Some of you asked for some input from someone about choice game testing.
By default, choice-based games are less likely to have transcript capability out of the box. Certainly, Ren’Py (the engine I use) does not have an automatic transcript. However, I have noticed some choice-based games come with a History function, which depending on how it is programmed, can be the same thing with a different name. When such a function exists, it generally doesn’t need to be turned on and records all text from the moment “Play” is pressed ,automatically (the player may not be able to see it until they get to an interactive part of the game, however). Player actions may be noted differently from displayed text (for example, in square brackets) and occasionally, relevant major variables are listed as well. The text can even be copied to text programs for annotation and/or onward communication.
I haven’t programmed a History function into Budacanta yet, though I intend to do so before starting to do testing for the first commercial part of the game. (It didn’t happen for the demo because it simply didn’t occur to me, and since none of my testers had ever used a transcript either…) I was primarily interested in shipping something that worked and wasn’t going to be terrible, and advised my testers accordingly. Thankfully, the four people I picked had quite different ideas of what that meant, meaning I got feedback on everything from the tutorial to technical corrections concerning aircraft.
I didn’t bother asking for much detail about what had preceded any problems, just where players had got to when they encountered it. (Thankfully, every bug/typo/low-flying slow plane turned out to be reproducible from this information, so I got away with this approach).
On the other hand, when I organised my first translation’s beta testing, my poor translator had to put a series of 38 screenshots to illustrate the (many) game-breaking bugs due to me forgetting to define a character (19 screenshots with the cursor on which option was selected, and 19 of the resulting errors). Please bear in mind all of these screenshots were in Indonesian - a language I have never studied. Let’s say I learned to dread seeing “Bengeculian telah terjadi” on my screen… (Indonesian for “A runtime error has occurred”).

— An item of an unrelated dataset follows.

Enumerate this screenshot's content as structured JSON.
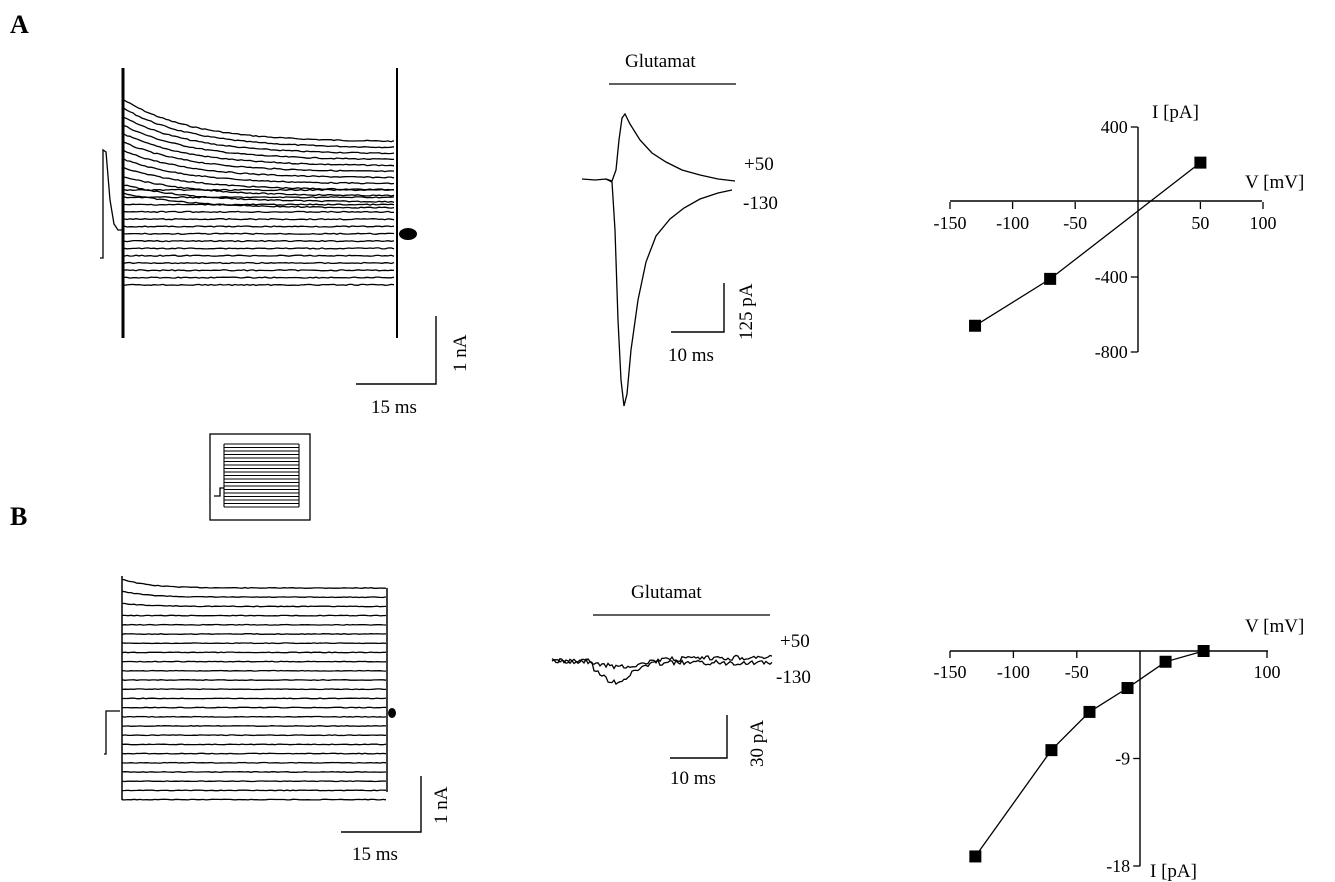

Due to the relatively high word count in visual novels compared to parser-based adventures, typoes are slightly more likely to be forgiven (although testers are just as likely to spot them, and rightly so). Theme and character tend to be easy to find testers for. Bugs that give errors or make the game unplayable will be mentioned regardless of the game format. Beta testers who will comment on the accuracy of technical details and pacing advice are more difficult to find in a choice context. It’s also surprisingly difficult to find testers who will mention blatant logic issues in a choice game - the “main character is able to eat 360 grilled cheese sandwiches in a row” bug was something I mentioned on one choice-based Discord, to be met with replies along the lines of, “How is that a bug? You didn’t need to remove that - it’s funny!” Something tells me that a parser-based tester, of a game that is clearly not meant to be a reality-bending comedy, would not have provided the feedback that way 
Sensitivity testers (specialists in spotting problems with either the representation of a particular viewpoint, or the way the game portrays its story to players of particular backgrounds) are still not used for the majority of choice games that could potentially use them, but are starting to do testing in that space.
A pure-choice game isn’t going to need its choice array “stretching” unless, for some reason, the author opted to roll their own (which is rare, given that several platforms are both relatively easy to pick up and extensible and expertise tends to get siloed into platform-specific locations).
I cannot comment on puzzle testing because my game didn’t have any formal puzzles last time it was tested, but some choice games do have puzzles and other authors will be more qualified to comment on this matter.
I am using version numbering on my game. Ren’Py does not automate the numbering system, although it automatically renames builds according to the version number provided. This means that testers are unlikely to confuse versions of the game unless the author has failed to communicate which version is the current one.
There’s also a lot more propensity for choice-based authors to provide small snippets of code or text and ask, “Does this look OK to you?” This means a certain amount of ad hoc testing is going on outside of formal beta testing cycles.
If all else fails, it’s possible to send Ren’Py authors the entire save file. It’s only readable in the game, but it does allow the author to go through the rollback and reconstruct the most recent move(s) the player sequence up to that point. Note that this is likely to work, to varying degrees, in any game with a save function and a substantial rollback or undo facility.
(Consider allowing unlimited rollback/undo on test versions of your game for this reason, even if you are not planning to permit this in the completed version. You can always use tester feedback to decide what level of undo is right for the completed game).